2.1.1.3. Place in architecture
The self-healing device enabler is part of the Self-* transversal plane. However, since its functionalities are limited to edge devices, it is directly related with the edge and devices horizontal plane.
2.1.1.4. User guide
First of all, please proceed with the Installation following the commands explained in that section.
Next, the user can open a browser and in the address bar type the following:
http://localhost:1885/
.This will automatically open a node-red browser with the predefined self-healing features.
They can be divided between CPU/RAM usage and network availability:
2.1.1.4.1. CPU usage and RAM usage
The following figure illustrates the nodes and flows associated to these self-healing functionalities:
2.1.1.4.1.1. Self-detector
The following command obtains the overall CPU usage:
echo $[100-$(vmstat 1 2|tail -1|awk '{print $15}')]
The following command obtains the overall RAM usage:
free | grep Mem | awk '{print $3/$2 * 100.0}'
2.1.1.4.1.2. Self-monitor
If CPU usage > 80% (customizable parameter via API, as described below) during an amount of time, look for the process with the most CPU consumption. To do so, the following command gets the process with the most CPU consumption:
ps -eo pcpu,pid | sort -rnk 1 | head -1
. In this command, sort is being used with the -r (reverse), the -n (numeric) and the -k (key) options which are telling the command to sort the output in reverse numeric order based on the first column (cpu usage) in the output from ps.If RAM usage > 80% (customizable parameter via API, as described below) during an amount of time, look for the process with the most RAM consumption.

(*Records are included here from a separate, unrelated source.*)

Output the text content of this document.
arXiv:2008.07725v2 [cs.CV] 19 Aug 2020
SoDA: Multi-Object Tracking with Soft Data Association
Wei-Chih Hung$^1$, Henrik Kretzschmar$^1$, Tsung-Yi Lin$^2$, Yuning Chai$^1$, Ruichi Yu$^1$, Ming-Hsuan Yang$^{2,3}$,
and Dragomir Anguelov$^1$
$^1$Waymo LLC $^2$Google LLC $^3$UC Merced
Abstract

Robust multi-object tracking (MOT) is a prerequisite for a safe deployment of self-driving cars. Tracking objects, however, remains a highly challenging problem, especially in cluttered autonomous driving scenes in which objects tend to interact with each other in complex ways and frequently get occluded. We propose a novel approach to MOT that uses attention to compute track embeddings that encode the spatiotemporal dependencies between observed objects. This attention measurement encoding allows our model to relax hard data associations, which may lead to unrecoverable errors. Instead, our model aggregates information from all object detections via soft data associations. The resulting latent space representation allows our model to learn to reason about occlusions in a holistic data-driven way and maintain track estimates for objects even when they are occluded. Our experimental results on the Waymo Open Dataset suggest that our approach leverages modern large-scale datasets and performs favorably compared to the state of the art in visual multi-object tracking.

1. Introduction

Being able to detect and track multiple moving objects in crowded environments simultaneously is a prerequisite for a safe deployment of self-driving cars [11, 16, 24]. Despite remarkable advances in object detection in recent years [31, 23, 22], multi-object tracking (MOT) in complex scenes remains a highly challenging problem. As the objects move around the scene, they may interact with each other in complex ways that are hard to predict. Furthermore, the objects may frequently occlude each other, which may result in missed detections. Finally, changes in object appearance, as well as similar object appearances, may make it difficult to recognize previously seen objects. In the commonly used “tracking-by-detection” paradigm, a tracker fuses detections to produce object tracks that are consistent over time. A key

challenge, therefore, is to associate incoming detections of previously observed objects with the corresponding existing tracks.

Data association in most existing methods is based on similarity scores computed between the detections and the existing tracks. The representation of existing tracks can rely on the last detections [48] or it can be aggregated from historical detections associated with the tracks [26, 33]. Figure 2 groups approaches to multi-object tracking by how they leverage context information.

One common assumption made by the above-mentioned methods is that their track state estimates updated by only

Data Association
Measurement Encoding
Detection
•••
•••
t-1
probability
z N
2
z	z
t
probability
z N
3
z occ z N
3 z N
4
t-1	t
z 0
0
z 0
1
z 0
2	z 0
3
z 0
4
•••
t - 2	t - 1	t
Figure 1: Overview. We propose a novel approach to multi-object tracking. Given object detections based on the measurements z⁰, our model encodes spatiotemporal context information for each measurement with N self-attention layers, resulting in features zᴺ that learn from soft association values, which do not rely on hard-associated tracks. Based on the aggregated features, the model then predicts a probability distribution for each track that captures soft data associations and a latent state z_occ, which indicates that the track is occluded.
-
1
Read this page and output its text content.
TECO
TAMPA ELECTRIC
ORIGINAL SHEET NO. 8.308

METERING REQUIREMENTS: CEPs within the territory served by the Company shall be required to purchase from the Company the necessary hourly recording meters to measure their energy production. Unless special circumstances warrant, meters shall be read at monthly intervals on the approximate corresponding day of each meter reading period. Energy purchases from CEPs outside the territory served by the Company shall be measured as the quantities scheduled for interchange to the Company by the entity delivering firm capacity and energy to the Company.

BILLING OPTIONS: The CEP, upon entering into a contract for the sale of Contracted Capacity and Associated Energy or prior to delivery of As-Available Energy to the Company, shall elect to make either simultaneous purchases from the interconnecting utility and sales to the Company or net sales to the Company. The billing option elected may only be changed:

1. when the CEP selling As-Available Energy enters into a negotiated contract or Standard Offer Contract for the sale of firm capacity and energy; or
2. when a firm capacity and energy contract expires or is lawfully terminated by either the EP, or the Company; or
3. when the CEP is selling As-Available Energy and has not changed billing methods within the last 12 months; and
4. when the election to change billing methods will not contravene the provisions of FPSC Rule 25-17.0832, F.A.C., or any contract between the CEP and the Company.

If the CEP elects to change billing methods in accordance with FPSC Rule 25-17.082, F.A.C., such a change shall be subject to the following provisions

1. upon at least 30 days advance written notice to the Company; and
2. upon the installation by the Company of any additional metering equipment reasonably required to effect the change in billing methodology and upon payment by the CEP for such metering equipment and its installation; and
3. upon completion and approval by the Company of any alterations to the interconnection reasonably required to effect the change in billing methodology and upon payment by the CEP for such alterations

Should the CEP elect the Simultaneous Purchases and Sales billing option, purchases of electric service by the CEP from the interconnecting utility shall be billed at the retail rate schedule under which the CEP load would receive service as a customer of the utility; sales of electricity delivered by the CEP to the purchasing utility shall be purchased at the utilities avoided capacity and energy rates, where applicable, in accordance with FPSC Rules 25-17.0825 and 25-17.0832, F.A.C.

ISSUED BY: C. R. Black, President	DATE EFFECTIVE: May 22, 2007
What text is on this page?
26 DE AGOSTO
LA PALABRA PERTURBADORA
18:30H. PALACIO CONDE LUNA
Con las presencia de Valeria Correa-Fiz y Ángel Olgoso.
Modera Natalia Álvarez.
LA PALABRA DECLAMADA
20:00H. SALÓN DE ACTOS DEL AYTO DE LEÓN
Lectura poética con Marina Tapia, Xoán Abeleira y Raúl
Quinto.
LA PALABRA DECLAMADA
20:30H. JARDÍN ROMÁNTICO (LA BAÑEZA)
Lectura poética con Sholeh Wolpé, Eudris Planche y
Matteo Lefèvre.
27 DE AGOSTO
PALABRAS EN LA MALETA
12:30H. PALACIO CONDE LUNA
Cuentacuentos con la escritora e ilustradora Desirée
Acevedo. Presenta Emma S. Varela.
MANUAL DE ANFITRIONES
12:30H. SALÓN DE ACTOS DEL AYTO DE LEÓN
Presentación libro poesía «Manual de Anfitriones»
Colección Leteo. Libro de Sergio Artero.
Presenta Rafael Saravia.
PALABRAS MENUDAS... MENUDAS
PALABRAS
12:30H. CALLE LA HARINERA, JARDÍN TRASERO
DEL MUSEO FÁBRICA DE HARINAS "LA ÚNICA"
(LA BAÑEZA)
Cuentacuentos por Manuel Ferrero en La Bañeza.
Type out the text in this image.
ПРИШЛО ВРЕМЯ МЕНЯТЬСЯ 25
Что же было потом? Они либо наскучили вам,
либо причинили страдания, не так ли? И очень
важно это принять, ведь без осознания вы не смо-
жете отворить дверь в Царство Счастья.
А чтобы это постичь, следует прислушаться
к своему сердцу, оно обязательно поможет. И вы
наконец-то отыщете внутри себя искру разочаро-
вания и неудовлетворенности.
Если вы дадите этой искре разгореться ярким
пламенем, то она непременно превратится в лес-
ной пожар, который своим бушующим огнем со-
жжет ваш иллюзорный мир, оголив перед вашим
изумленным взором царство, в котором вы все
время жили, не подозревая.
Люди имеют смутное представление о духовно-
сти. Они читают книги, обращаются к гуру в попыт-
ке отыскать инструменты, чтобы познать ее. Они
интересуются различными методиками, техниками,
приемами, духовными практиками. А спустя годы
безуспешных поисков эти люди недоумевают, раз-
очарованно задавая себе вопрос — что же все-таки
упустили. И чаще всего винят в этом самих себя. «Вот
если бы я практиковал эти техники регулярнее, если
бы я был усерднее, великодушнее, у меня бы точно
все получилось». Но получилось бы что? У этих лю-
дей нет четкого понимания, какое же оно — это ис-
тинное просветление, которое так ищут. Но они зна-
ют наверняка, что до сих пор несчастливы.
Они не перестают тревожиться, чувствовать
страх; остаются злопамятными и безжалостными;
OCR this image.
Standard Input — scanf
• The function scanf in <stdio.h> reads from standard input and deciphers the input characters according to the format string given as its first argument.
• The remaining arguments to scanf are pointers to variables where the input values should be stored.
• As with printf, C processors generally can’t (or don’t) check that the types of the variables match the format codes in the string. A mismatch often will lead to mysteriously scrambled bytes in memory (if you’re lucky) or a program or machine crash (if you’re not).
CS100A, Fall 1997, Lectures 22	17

To do so, the following command gets the process with the most RAM consumption:
ps -eo pmem,pid | sort -rnk 1 | head -1
. In this command, sort is being used with the -r (reverse), the -n (numeric) and the -k (key) options which are telling the command to sort the output in reverse numeric order based on the first column (memory usage) in the output from ps.
2.1.1.4.1.3. Self-Remediator
The following remediation command is performed (either with CPU usage or with RAM usage): CMD=``cat /proc/<pid>/cmdline |sed 's/\x0/ /g' \`\` && kill <pid> && \`\`$CMD\`\` &
. It will reload the process <pid>
with the kill command
2.1.1.4.2. Network availability
The following figure illustrates the nodes and flows associated to this self-healing functionality:
2.1.1.4.2.1. Self-detector
A Node-RED node to ping a remote server, for use as a keep-alive check) and use this node to ping a known service like www.google.es (IP = 8.8.8.8)
2.1.1.4.2.2. Self-monitor
If response of the ping node is false, the ethernet connection could be off.
2.1.1.4.2.3. Self-Remediator
Restarts network manager service with the following command:
sudo service network-manager restart
2.1.1.4.3. REST API endpoints
The currently supported REST API endpoints are:
Method |
Endpoint |
Description |
Payload (if needed) |
Response format |
---|---|---|---|---|
POST |
/cpuusage |
Change the maximum threshold of CPU usage to XX |
?threshold=XX |
|
POST |
/ramusage |
Change the maximum threshold of RAM usage to XX |
?threshold=XX |
|
POST |
/network |
Change the IP address over which the service should ping to check network availability |
?IP=XX |
2.1.1.5. Prerequisites
Linux
Docker, Docker-compose
The main technological dependencies of the self-healing enabler Docker are:
Technology |
Justification |
Component(s) |
---|---|---|
Node-RED |
Is a low-code programming tool for wiring together hardware devices, APIs and online services. Provides all it is needed to implement self-healing devices (hardware and software access) |
Self-detector, Self-monitor, Self-remediator |
Unix commands |
Used to access device hardware & software |
Self-detector, Self-monitor, Self-remediator |
Javascript |
Main language for developing custom functions over all components of the enabler. Selected for its familiarity |
Self-detector, Self-monitor, Self-remediator |
2.1.1.6. Installation
Download or clone the repository
Once downloaded, browse to that folder with a terminal
Run the following command:
docker-compose up
2.1.1.7. Configuration options
The threshold of the CPU and RAM usage can be configured via the supported restAPI endpoints
2.1.1.8. Version control and release
Version 1.0 includes:
CPU usage, RAM usage, and network accessibility are the HW resources monitored by the enabler
Kill PID (for the CPU, RAM usage monitoring), and restarting of the device’s network manager are the remediation actions supported
Version 2.0 will include:
Additional metrics (e.g., storage status, battery status)
More advanced monitoring options (i.e., smarter ML-based solutions)
Other remediation rules (e.g., isolate the device, shut down network ports, or reboot)
2.1.1.9. License
Apache 2.0